COMMENTARY

Sofosbuvir for Hepatitis C: Simpler, Shorter, Safer?

William F. Balistreri, MD

Disclosures

December 03, 2013

In This Article

New Opportunities Bring New Challenges

Recurrence of HCV infection is the most common cause of graft loss and mortality in HCV-infected liver transplant recipients. IFN-based post-transplantation antiviral regimens, including those using protease inhibitors, are poorly tolerated and achieve SVRs that are lower than those in nontransplant patients.

Administration of sofosbuvir plus ribavirin after liver transplantation in the setting of established HCV recurrence was well tolerated, and approximately 80% of patients achieved an early SVR at 4 weeks. There were no episodes of rejection or drug interaction, and there was no apparent effect of sofosbuvir on serum levels of immunosuppressive medications, offering the potential for an all-oral therapy for treatment of HCV infection after liver transplantation.[22] Sofosbuvir and ribavirin may, in fact, be used in the pretransplant phase to prevent recurrence of HCV infection after transplantation.[23]

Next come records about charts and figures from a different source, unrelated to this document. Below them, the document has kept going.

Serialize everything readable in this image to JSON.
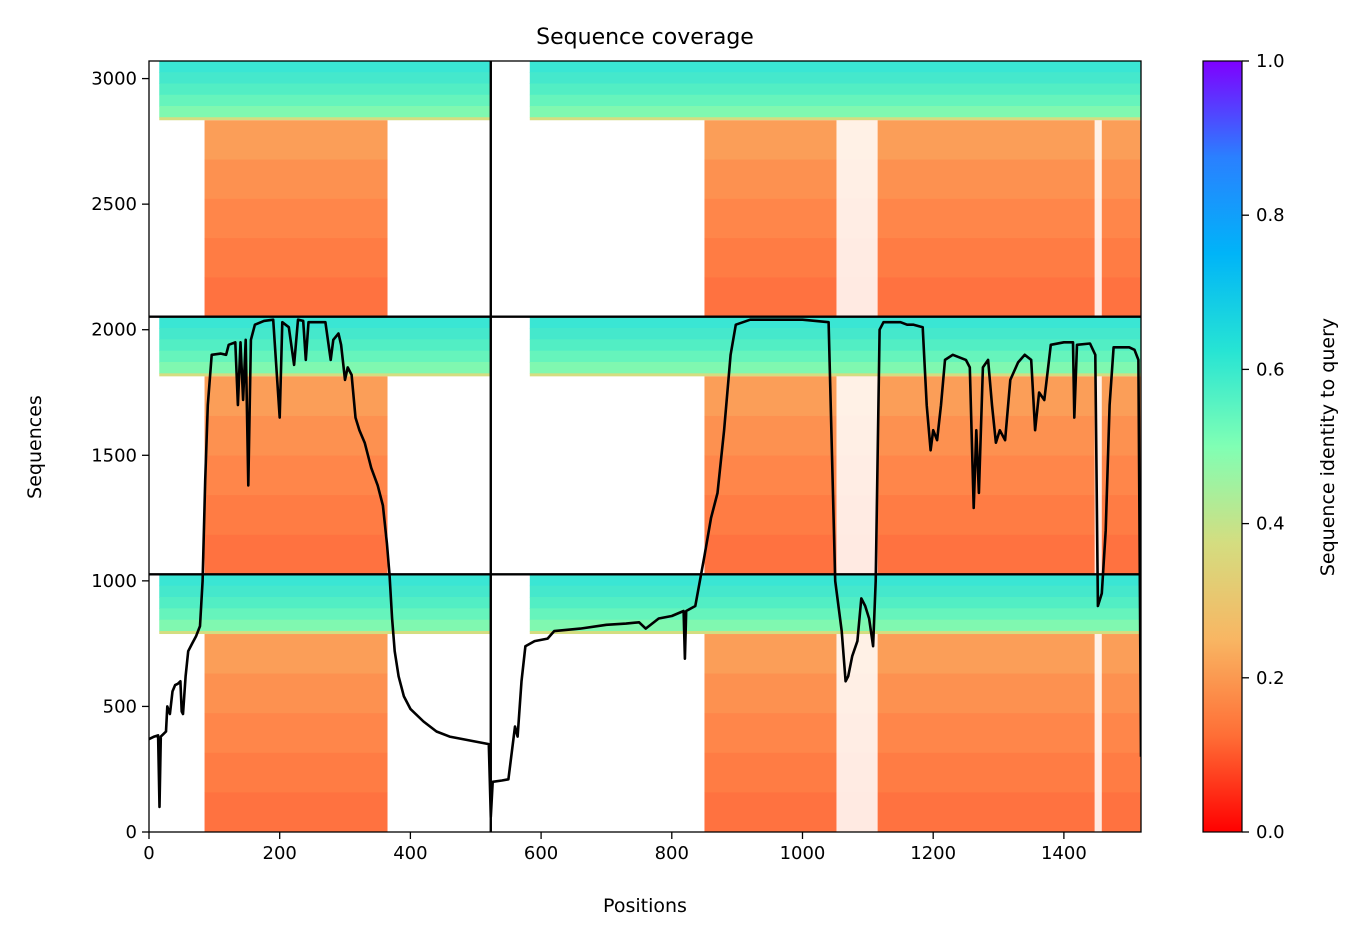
{
  "chart_data": {
    "type": "heatmap",
    "title": "Sequence coverage",
    "xlabel": "Positions",
    "ylabel": "Sequences",
    "xlim": [
      0,
      1518
    ],
    "ylim": [
      0,
      3070
    ],
    "x_ticks": [
      0,
      200,
      400,
      600,
      800,
      1000,
      1200,
      1400
    ],
    "y_ticks": [
      0,
      500,
      1000,
      1500,
      2000,
      2500,
      3000
    ],
    "colorbar": {
      "label": "Sequence identity to query",
      "range": [
        0.0,
        1.0
      ],
      "ticks": [
        0.0,
        0.2,
        0.4,
        0.6,
        0.8,
        1.0
      ],
      "colormap": "rainbow_r",
      "colors": [
        "#ff0000",
        "#ff6e36",
        "#f8b663",
        "#d4dd80",
        "#80ffb4",
        "#26e4d4",
        "#00b4f8",
        "#2a80ff",
        "#7f00ff"
      ]
    },
    "separators": {
      "vertical_x": [
        523
      ],
      "horizontal_y": [
        1026,
        2052
      ]
    },
    "blocks": [
      {
        "name": "lower-left",
        "x0": 0,
        "x1": 523,
        "y0": 0,
        "y1": 1026
      },
      {
        "name": "middle-left",
        "x0": 0,
        "x1": 523,
        "y0": 1026,
        "y1": 2052
      },
      {
        "name": "upper-left",
        "x0": 0,
        "x1": 523,
        "y0": 2052,
        "y1": 3070
      },
      {
        "name": "lower-right",
        "x0": 523,
        "x1": 1518,
        "y0": 0,
        "y1": 1026
      },
      {
        "name": "middle-right",
        "x0": 523,
        "x1": 1518,
        "y0": 1026,
        "y1": 2052
      },
      {
        "name": "upper-right",
        "x0": 523,
        "x1": 1518,
        "y0": 2052,
        "y1": 3070
      }
    ],
    "coverage_line": {
      "color": "#000000",
      "points": [
        [
          0,
          370
        ],
        [
          8,
          380
        ],
        [
          14,
          385
        ],
        [
          16,
          100
        ],
        [
          18,
          380
        ],
        [
          22,
          390
        ],
        [
          26,
          400
        ],
        [
          28,
          500
        ],
        [
          32,
          470
        ],
        [
          36,
          560
        ],
        [
          40,
          585
        ],
        [
          44,
          590
        ],
        [
          48,
          600
        ],
        [
          50,
          480
        ],
        [
          52,
          470
        ],
        [
          56,
          620
        ],
        [
          60,
          720
        ],
        [
          66,
          750
        ],
        [
          72,
          780
        ],
        [
          78,
          820
        ],
        [
          82,
          1000
        ],
        [
          86,
          1400
        ],
        [
          90,
          1700
        ],
        [
          96,
          1900
        ],
        [
          110,
          1905
        ],
        [
          118,
          1900
        ],
        [
          122,
          1940
        ],
        [
          132,
          1950
        ],
        [
          136,
          1700
        ],
        [
          140,
          1950
        ],
        [
          144,
          1720
        ],
        [
          148,
          1960
        ],
        [
          152,
          1380
        ],
        [
          156,
          1960
        ],
        [
          162,
          2020
        ],
        [
          176,
          2035
        ],
        [
          190,
          2040
        ],
        [
          200,
          1650
        ],
        [
          204,
          2030
        ],
        [
          214,
          2010
        ],
        [
          222,
          1860
        ],
        [
          228,
          2040
        ],
        [
          236,
          2035
        ],
        [
          240,
          1880
        ],
        [
          244,
          2030
        ],
        [
          270,
          2030
        ],
        [
          278,
          1880
        ],
        [
          282,
          1960
        ],
        [
          290,
          1985
        ],
        [
          294,
          1940
        ],
        [
          300,
          1800
        ],
        [
          304,
          1850
        ],
        [
          310,
          1820
        ],
        [
          316,
          1650
        ],
        [
          322,
          1600
        ],
        [
          330,
          1550
        ],
        [
          340,
          1450
        ],
        [
          350,
          1380
        ],
        [
          358,
          1300
        ],
        [
          364,
          1150
        ],
        [
          368,
          1026
        ],
        [
          372,
          850
        ],
        [
          376,
          720
        ],
        [
          382,
          620
        ],
        [
          390,
          540
        ],
        [
          400,
          490
        ],
        [
          420,
          440
        ],
        [
          440,
          400
        ],
        [
          460,
          380
        ],
        [
          480,
          370
        ],
        [
          500,
          360
        ],
        [
          520,
          350
        ],
        [
          523,
          60
        ],
        [
          526,
          200
        ],
        [
          540,
          205
        ],
        [
          550,
          210
        ],
        [
          560,
          420
        ],
        [
          564,
          380
        ],
        [
          570,
          600
        ],
        [
          576,
          740
        ],
        [
          590,
          760
        ],
        [
          610,
          770
        ],
        [
          620,
          800
        ],
        [
          660,
          810
        ],
        [
          700,
          825
        ],
        [
          730,
          830
        ],
        [
          750,
          835
        ],
        [
          760,
          810
        ],
        [
          780,
          850
        ],
        [
          800,
          860
        ],
        [
          818,
          880
        ],
        [
          820,
          690
        ],
        [
          822,
          880
        ],
        [
          836,
          900
        ],
        [
          850,
          1100
        ],
        [
          860,
          1250
        ],
        [
          870,
          1350
        ],
        [
          880,
          1600
        ],
        [
          890,
          1900
        ],
        [
          898,
          2020
        ],
        [
          920,
          2040
        ],
        [
          1000,
          2040
        ],
        [
          1040,
          2030
        ],
        [
          1050,
          1000
        ],
        [
          1060,
          800
        ],
        [
          1066,
          600
        ],
        [
          1070,
          620
        ],
        [
          1076,
          700
        ],
        [
          1084,
          760
        ],
        [
          1090,
          930
        ],
        [
          1096,
          900
        ],
        [
          1102,
          850
        ],
        [
          1108,
          740
        ],
        [
          1112,
          1000
        ],
        [
          1118,
          2000
        ],
        [
          1124,
          2030
        ],
        [
          1150,
          2030
        ],
        [
          1160,
          2020
        ],
        [
          1170,
          2020
        ],
        [
          1184,
          2010
        ],
        [
          1190,
          1700
        ],
        [
          1196,
          1520
        ],
        [
          1200,
          1600
        ],
        [
          1206,
          1560
        ],
        [
          1212,
          1700
        ],
        [
          1218,
          1880
        ],
        [
          1230,
          1900
        ],
        [
          1250,
          1880
        ],
        [
          1256,
          1850
        ],
        [
          1262,
          1290
        ],
        [
          1266,
          1600
        ],
        [
          1270,
          1350
        ],
        [
          1276,
          1850
        ],
        [
          1284,
          1880
        ],
        [
          1290,
          1700
        ],
        [
          1296,
          1550
        ],
        [
          1302,
          1600
        ],
        [
          1310,
          1560
        ],
        [
          1318,
          1800
        ],
        [
          1330,
          1870
        ],
        [
          1340,
          1900
        ],
        [
          1350,
          1880
        ],
        [
          1356,
          1600
        ],
        [
          1362,
          1750
        ],
        [
          1370,
          1720
        ],
        [
          1380,
          1940
        ],
        [
          1400,
          1950
        ],
        [
          1414,
          1950
        ],
        [
          1416,
          1650
        ],
        [
          1420,
          1940
        ],
        [
          1440,
          1945
        ],
        [
          1448,
          1900
        ],
        [
          1452,
          900
        ],
        [
          1458,
          950
        ],
        [
          1464,
          1200
        ],
        [
          1470,
          1700
        ],
        [
          1476,
          1930
        ],
        [
          1500,
          1930
        ],
        [
          1508,
          1920
        ],
        [
          1514,
          1880
        ],
        [
          1518,
          300
        ]
      ]
    }
  }
}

In summary, 2 novel direct-acting antiviral agents -- sofosbuvir and simeprevir -- target various components of the HCV genome. Advantages of these drugs include a high barrier to viral resistance, a shorter duration of treatment, once-daily dosing, absence of food restrictions, few clinically significant drug interactions, and similar efficacy in all genotypes. This will offer clinicians new options as well as new challenges. A recent review addressed some of these anticipated issues, such as the off-label use of HCV medications and the roles of the FDA, consumer pressure, medical society guidelines, and third-party payers.[24]

The availability of these agents will provide unprecedented opportunities for off-label use of these therapies in many patients, including those with decompensated cirrhosis or chronic kidney disease, pediatric populations, and those with HIV coinfection. Because many of these populations represent relatively small numbers of patients with HCV, it may be difficult to accumulate the requisite data and possibly cost-prohibitive for manufacturers to apply for FDA approval.

The bottom line is that simpler, shorter, and safer strategies for treatment of patients infected with HCV are at hand.